CMAJ Readers' Forum

Primary prevention of heart disease and stroke [response]

Online posting: December 17, 1997
Published in print: January 13, 1998 (CMAJ 1998;158:25)
Re: Primary prevention of heart disease and stroke: a simplified approach to estimating risk of events and making drug treatment decisions, James P. McCormack and colleagues, Can Med Assoc J 1997;157(4):422-8 [full text / résumé]

In response to: H.R. Strasberg; F.A. McAlister


We agree with Dr. Strasberg that computers have the potential to be useful clinical tools. Although many physicians have computers in their offices for billing and scheduling purposes, not many computers are available at the point of care. Our method of estimating a patient's risk is simple enough that a computer is not required. Furthermore, a computer program that provides "black box" estimates of risk and benefit may not allow an appreciation of the basis for the estimates or an understanding of the concepts of relative and absolute risk reduction.

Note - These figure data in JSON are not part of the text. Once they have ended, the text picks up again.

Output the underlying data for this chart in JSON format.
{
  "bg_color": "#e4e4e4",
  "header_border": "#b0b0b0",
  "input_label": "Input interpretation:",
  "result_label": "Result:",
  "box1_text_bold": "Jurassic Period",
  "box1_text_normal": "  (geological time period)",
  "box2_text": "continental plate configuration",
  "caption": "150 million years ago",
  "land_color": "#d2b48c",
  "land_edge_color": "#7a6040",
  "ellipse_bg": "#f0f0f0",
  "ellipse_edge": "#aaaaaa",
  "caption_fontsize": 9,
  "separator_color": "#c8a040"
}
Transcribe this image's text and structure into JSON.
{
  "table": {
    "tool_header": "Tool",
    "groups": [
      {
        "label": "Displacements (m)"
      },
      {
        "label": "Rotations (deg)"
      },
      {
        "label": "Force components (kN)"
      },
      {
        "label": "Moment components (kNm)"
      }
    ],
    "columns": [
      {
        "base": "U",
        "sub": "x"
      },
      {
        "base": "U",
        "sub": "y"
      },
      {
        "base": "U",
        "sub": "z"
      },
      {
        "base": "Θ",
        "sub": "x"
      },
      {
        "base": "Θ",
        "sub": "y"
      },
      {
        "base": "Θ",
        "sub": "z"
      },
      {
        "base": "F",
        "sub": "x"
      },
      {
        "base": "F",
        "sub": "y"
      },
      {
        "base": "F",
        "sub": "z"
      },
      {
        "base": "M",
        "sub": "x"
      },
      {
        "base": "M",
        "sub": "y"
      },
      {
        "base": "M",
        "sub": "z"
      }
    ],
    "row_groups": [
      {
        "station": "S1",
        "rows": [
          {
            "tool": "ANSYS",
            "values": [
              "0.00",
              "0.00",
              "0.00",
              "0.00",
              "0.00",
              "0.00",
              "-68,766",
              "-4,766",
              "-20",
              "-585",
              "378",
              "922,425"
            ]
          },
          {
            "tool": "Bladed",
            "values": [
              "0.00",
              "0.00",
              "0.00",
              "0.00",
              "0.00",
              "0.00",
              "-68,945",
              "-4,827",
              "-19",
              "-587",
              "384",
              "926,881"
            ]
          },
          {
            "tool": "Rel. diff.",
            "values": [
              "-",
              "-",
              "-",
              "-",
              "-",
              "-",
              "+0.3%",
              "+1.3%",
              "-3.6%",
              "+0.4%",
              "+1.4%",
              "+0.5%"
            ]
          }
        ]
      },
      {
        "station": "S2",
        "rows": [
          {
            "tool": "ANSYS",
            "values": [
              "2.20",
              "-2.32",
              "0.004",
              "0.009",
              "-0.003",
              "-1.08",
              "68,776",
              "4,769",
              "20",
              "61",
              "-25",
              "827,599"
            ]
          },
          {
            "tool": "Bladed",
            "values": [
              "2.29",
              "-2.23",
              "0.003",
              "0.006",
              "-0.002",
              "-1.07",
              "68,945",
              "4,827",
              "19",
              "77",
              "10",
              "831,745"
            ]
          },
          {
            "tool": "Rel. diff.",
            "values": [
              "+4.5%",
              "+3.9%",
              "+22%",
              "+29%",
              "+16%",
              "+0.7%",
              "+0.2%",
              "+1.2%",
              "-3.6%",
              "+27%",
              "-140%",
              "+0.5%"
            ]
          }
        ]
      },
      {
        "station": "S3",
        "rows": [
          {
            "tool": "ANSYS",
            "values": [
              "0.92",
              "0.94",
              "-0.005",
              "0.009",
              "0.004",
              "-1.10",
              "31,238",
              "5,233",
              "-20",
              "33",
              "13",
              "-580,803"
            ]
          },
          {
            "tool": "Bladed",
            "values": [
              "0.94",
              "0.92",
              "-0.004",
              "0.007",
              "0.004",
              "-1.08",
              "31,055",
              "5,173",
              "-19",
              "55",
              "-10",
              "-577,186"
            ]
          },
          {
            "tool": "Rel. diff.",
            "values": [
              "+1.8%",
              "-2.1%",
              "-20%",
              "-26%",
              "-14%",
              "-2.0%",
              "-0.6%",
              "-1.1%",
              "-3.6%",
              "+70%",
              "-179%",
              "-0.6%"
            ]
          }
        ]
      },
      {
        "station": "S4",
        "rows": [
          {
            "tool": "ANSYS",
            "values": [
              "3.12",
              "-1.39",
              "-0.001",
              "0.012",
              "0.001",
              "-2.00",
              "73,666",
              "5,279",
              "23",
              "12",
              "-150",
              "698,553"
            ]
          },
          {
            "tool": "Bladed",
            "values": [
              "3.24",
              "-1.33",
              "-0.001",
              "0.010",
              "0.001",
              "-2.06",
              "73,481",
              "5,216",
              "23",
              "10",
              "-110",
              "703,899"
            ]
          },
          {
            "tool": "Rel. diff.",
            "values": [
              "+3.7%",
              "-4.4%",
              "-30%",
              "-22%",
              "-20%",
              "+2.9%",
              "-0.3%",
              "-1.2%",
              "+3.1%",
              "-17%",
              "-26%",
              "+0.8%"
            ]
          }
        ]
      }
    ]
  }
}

That said, we have become aware of a web site (www.hbroussais.fr/scientific/fram.html) where the clinician can enter a patient's risk factors and obtain an estimate of the absolute risk for heart disease and stroke based on the Framingham data. The site offers no discussion of the limitations and assumptions of this process, and the clinician and patient are therefore unable to appreciate the impact and interplay of the different risk factors or the benefits of treatment regimens.

Dr. McAlister points to longitudinal data suggesting that the benefit of hypertension treatment (reduction of death from cardiovascular disease) extends beyond the 3- to 6-year period typical of randomized controlled trials.[1] However, these data are derived from uncontrolled, nonrandomized observational studies and address only the issue of death, not morbidity from cardiovascular disease. The magnitude of that long-term benefit remains uncertain and may never be evaluated in a randomized controlled trial.

McAlister also notes a number of reasons why the design of most 3- to 6-year randomized controlled trials has led to a systematic underestimation of the benefit.

The recruitment of low-risk patients is not an issue because these individuals represent a large proportion of patients who receive therapy for hypertension and elevated cholesterol. This factor is taken into account by our nomograms, which help the clinician to estimate the baseline risk.

The argument that many trials lack the statistical power to show a difference is not an issue because the trials and meta-analyses we included all had statistically significant results.

Loss of patients to follow-up would be an issue only if the loss were greater in the placebo group than in the treatment group. We are unaware of any studies affected by this phenomenon.

The suggestion that the benefit was achieved despite only modest reductions (5 mm Hg diastolic and 10 mm Hg systolic) in blood pressure may not be entirely correct. Although the difference between the drug and placebo groups was 10/5 mm Hg, the actual reduction in the drug group (from baseline) was greater, approximately 20/10 mm Hg; this magnitude of change may be important, particularly if one believes that the reduction in the placebo group was due primarily to nonspecific effects rather than the placebo effect.[2]

The overall effect of switching some patients in the placebo group to active treatment at some point during a trial is difficult to estimate, because it would depend on when and to what degree it occurred. We estimate that if 20% of the placebo group received active treatment for half of the trial, there would be a 3% to 4% decrease in the overall reduction of relative risk. This decrease would have only a small impact on the estimates of absolute reduction and number needed to treat.

Although long-term information would be useful, a patient's decision to adhere to treatment for 5 years is, in our belief, an important commitment. We therefore continue to feel that treatment decisions based on a 5-year risk estimate and the relative risk reduction from randomized controlled clinical trials is the most reasonable approach when deciding on drug therapy.

James P. McCormack, PharmD
Associate Professor
Clinical Division Chair
Faculty of Pharmaceutical Sciences
University of British Columbia
Pharmacy Department
St. Paul's Hospital
Vancouver, BC
jmccorma@unixg.ubc.ca

Marc Levine, PhD
Associate Professor
Faculty of Pharmaceutical Sciences
University of British Columbia
Vancouver, BC


Robert E. Rangno, Msc, MD
Associate Professor
Departments of Medicine and Pharmacology
University of British Columbia
Clinical Pharmacology
St. Paul's Hospital
Vancouver, BC

References

  1. Sytkowski PA, D'Agostino RB, Belanger AJ, Kannel WB. Secular trends in long-term sustained hypertension, long-term treatment, and cardiovascular mortality. The Framingham Heart Study 1950 to 1990. Circulation 1996;93:697-703.
  2. Ernst E, Resch KL. Concept of true and perceived placebo effects. BMJ 1995;311:551-3.